Inconformadas com essa decisão dela recorreram autonomamente as arguidas (…) pugnando ambas pela sua absolvição.
«I. A arguida (…) concluiu a motivação com as seguintes conclusões:
1 – O Tribunal “a quo” condenou a Recorrente pela prática, em coautoria material, de um crime de furto qualificado previsto e punível pelos artigos 203.º, n.º 1 e 204, n.º1, alínea f), do Código Penal, na pena de 150 (cento e cinquenta) dias de multa à razão diária de €5,50 (cinco euros e cinquenta cêntimos) que perfaz a quantia de €825,00 (oitocentos e vinte cinco euros);
2 – Considera-se que mal andou o tribunal “a quo” ao fazer uma incorrecta apreciação no que ao reconhecimento diz respeito, sendo manifestamente insuficiente para a condenação da arguida;
3 – Cumpre salientar que nas diligências de reconhecimento das arguidas não foram observadas as formalidades impostas no artigo 147.º do Código de Processo Penal;
4 – A prova por reconhecimento constitui prova autónoma, pré-constituída, que deve ser examinada em julgamento;
5 – Para que se verifique um verdadeiro e efectivo exercício dos direitos de defesa e contraditório, mostra-se necessário inquirir o “reconhecedor” acerca das circunstâncias em que viu a pessoa que reconhece como autora dos factos;
6 – Tal meio de prova assume particular importância relativamente à Recorrente, pois é evidente a escassez de outros meios de prova, que acabam por se resumir às declarações do ofendido e do agente (…) sendo que o seu testemunho constitui prova indirecta por não ter tido conhecimento directo dos factos;
7 – Em julgamento o ofendido não reconhece de forma categórica – diremos isenta de dúvidas, quem praticou os factos;
8 – Na primeira sessão de julgamento em que o ofendido prestou declarações não estava presente a Recorrente;
9 – Esteve a recorrente presente na segunda sessão de julgamente, tendo sido efectuada a diligência de reconhecimento por parte do ofendido, não oferecendo a certeza e segurança que se exige para a condenação;
10 – O problema assume particular relevância quando nos deparamos, como no caso dos autos, com ausência de prova que corrobore o reconhecimento, dadas as declarações inseguras do ofendido prestadas em julgamento;
11 – Neste quadro, justifica-se a formulação de sérias dúvidas acerca da fidedignidade do reconhecimento efectuado na fase de inquérito, concluindo-se pelo escasso valor probatório;
12 – Na ausência de mais e melhor prova, estaremos, assim, perante uma dúvida insanável sobre se a arguida teve efectiva participação nos factos ocorridos;
13 – Tal dúvida, por força do princípio “in dubio pro reo” é uma das vertentes da presunção da inocência (artigo 32.º, n.º 2, da CRP), não poderá deixar de se resolver a favor da Recorrente;
14– Impondo-se a sua absolvição;
15 – Assim, atendendo a todo o circunstancialismo descrito, deverá a arguida, (…) ser absolvida do crime de que vem condenada.

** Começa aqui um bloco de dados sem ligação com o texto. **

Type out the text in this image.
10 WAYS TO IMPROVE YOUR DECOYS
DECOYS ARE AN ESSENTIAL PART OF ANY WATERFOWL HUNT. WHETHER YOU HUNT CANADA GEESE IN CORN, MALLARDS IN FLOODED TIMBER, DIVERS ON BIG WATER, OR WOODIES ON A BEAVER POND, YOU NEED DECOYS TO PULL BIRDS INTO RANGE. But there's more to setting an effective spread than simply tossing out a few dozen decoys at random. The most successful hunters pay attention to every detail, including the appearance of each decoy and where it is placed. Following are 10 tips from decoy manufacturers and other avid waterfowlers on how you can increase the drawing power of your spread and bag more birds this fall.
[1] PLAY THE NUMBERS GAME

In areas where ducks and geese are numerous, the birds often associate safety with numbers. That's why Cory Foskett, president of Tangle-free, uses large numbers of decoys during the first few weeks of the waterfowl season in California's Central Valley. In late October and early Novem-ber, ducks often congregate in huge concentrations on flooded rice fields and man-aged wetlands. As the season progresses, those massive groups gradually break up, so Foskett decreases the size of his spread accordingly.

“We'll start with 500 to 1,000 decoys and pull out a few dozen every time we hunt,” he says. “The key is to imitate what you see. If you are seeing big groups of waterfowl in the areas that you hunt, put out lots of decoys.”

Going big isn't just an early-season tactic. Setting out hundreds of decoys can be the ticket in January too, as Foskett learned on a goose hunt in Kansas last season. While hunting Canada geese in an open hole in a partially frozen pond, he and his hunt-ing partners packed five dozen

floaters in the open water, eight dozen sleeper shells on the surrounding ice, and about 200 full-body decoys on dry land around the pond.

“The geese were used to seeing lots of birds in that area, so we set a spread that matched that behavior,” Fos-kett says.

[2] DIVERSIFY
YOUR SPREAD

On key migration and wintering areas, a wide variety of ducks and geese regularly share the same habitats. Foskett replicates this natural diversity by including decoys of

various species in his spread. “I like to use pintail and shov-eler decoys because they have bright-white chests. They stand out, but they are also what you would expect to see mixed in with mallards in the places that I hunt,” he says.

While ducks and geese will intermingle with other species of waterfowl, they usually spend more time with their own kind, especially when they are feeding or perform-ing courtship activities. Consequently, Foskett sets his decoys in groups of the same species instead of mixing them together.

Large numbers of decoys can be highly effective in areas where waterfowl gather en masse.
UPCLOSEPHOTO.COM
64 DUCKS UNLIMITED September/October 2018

Termos em que, nos melhores de direito e sempre com o mui douto suprimento de V. Exa, deve ser dado provimento ao presente recurso, e em consequência ser revogada a decisão proferida em 06/06/2019, e substituída por outra, absolvendo a Recorrente do crime de furto qualificado em que foi condenada».

II. A arguida (…) terminou a motivação com as seguintes conclusões:
(…)
Contra-motivou o Ministério Público na 1ª Instância, pugnando pela improcedência dos recursos, concluindo do seguinte modo.

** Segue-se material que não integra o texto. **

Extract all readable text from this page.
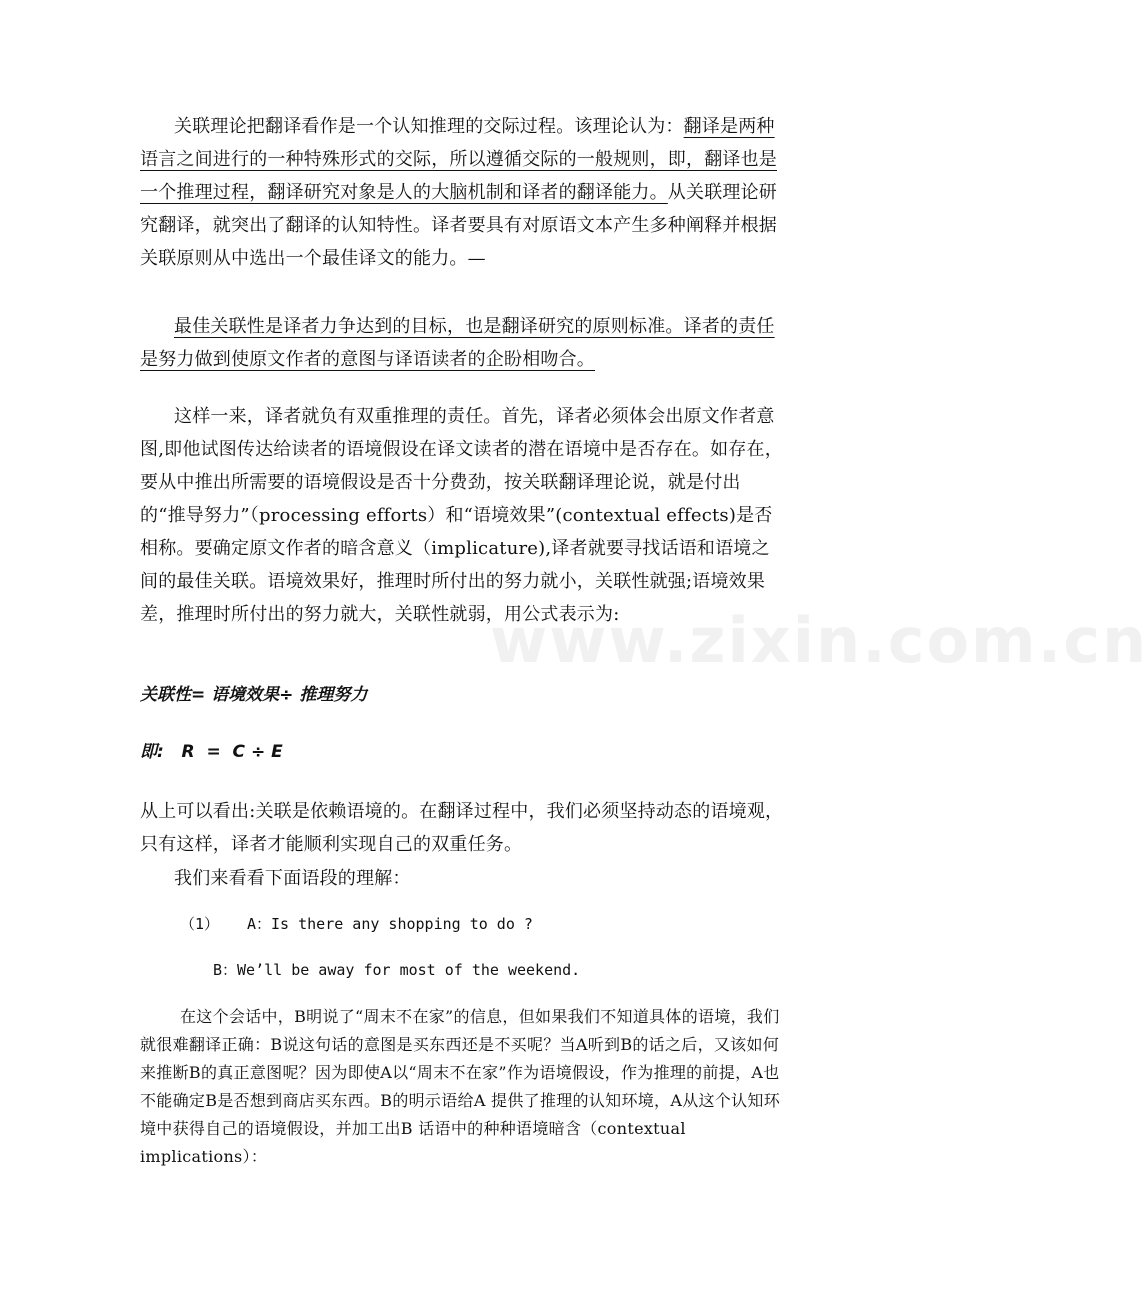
关联理论把翻译看作是一个认知推理的交际过程。该理论认为：翻译是两种语言之间进行的一种特殊形式的交际，所以遵循交际的一般规则，即，翻译也是一个推理过程，翻译研究对象是人的大脑机制和译者的翻译能力。从关联理论研究翻译，就突出了翻译的认知特性。译者要具有对原语文本产生多种阐释并根据关联原则从中选出一个最佳译文的能力。—

最佳关联性是译者力争达到的目标，也是翻译研究的原则标准。译者的责任是努力做到使原文作者的意图与译语读者的企盼相吻合。

这样一来，译者就负有双重推理的责任。首先，译者必须体会出原文作者意图,即他试图传达给读者的语境假设在译文读者的潜在语境中是否存在。如存在，要从中推出所需要的语境假设是否十分费劲，按关联翻译理论说，就是付出的“推导努力”（processing efforts）和“语境效果”(contextual effects)是否相称。要确定原文作者的暗含意义（implicature),译者就要寻找话语和语境之间的最佳关联。语境效果好，推理时所付出的努力就小，关联性就强;语境效果差，推理时所付出的努力就大，关联性就弱，用公式表示为:

关联性= 语境效果÷ 推理努力

即:   R  =  C ÷ E

从上可以看出:关联是依赖语境的。在翻译过程中，我们必须坚持动态的语境观，只有这样，译者才能顺利实现自己的双重任务。

我们来看看下面语段的理解：

（1） A：Is there any shopping to do ?

B：We’ll be away for most of the weekend.

在这个会话中，B明说了“周末不在家”的信息，但如果我们不知道具体的语境，我们就很难翻译正确：B说这句话的意图是买东西还是不买呢？当A听到B的话之后，又该如何来推断B的真正意图呢？因为即使A以“周末不在家”作为语境假设，作为推理的前提，A也不能确定B是否想到商店买东西。B的明示语给A 提供了推理的认知环境，A从这个认知环境中获得自己的语境假设，并加工出B 话语中的种种语境暗含（contextual implications）：

www.zixin.com.cn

Relativamente ao recurso da arguida (…):
«1) A identificação da arguida (…) pelo ofendido (…) no decurso do audiência de discussão e julgamento não constitui(u) o reconhecimento em sentido próprio a que se refere o artigo 147.° do Código de Processo Penal.
2) Ao invés, constitui prova testemunhal, visto que tal identificação resultou do resposta oferecido pelo ofendido no decurso da sua inquirição para confirmação perante o Tribunal de que a arguida recorrente, ali presente, fora uma dos autoras dos factos descritos no acusação submetida a julgamento.
3) Conforme sustenta o Supremo Tribunal de Justiça, "( ... ) a nossa lei processual penal atual prevê e admite, fora do quadro dos pressupostos e requisitos essenciais ao conceito de reconhecimento em sentido próprio, os chamados reconhecimentos atípicos ou informais, valoráveis no âmbito da prova testemunhal e demais prova pessoal, quando tenham lugar em audiência de julgamento, sem que possa atribuir-se-lhes, porém, o especial valor de convicção que é inerente ao reconhecimento em sentido próprio ( ... )" in acórdão do STJ, de 15/09/2010, Relator: Fernando Fróis. proc. n.º 173/05.6GBSTC.E1.S1 .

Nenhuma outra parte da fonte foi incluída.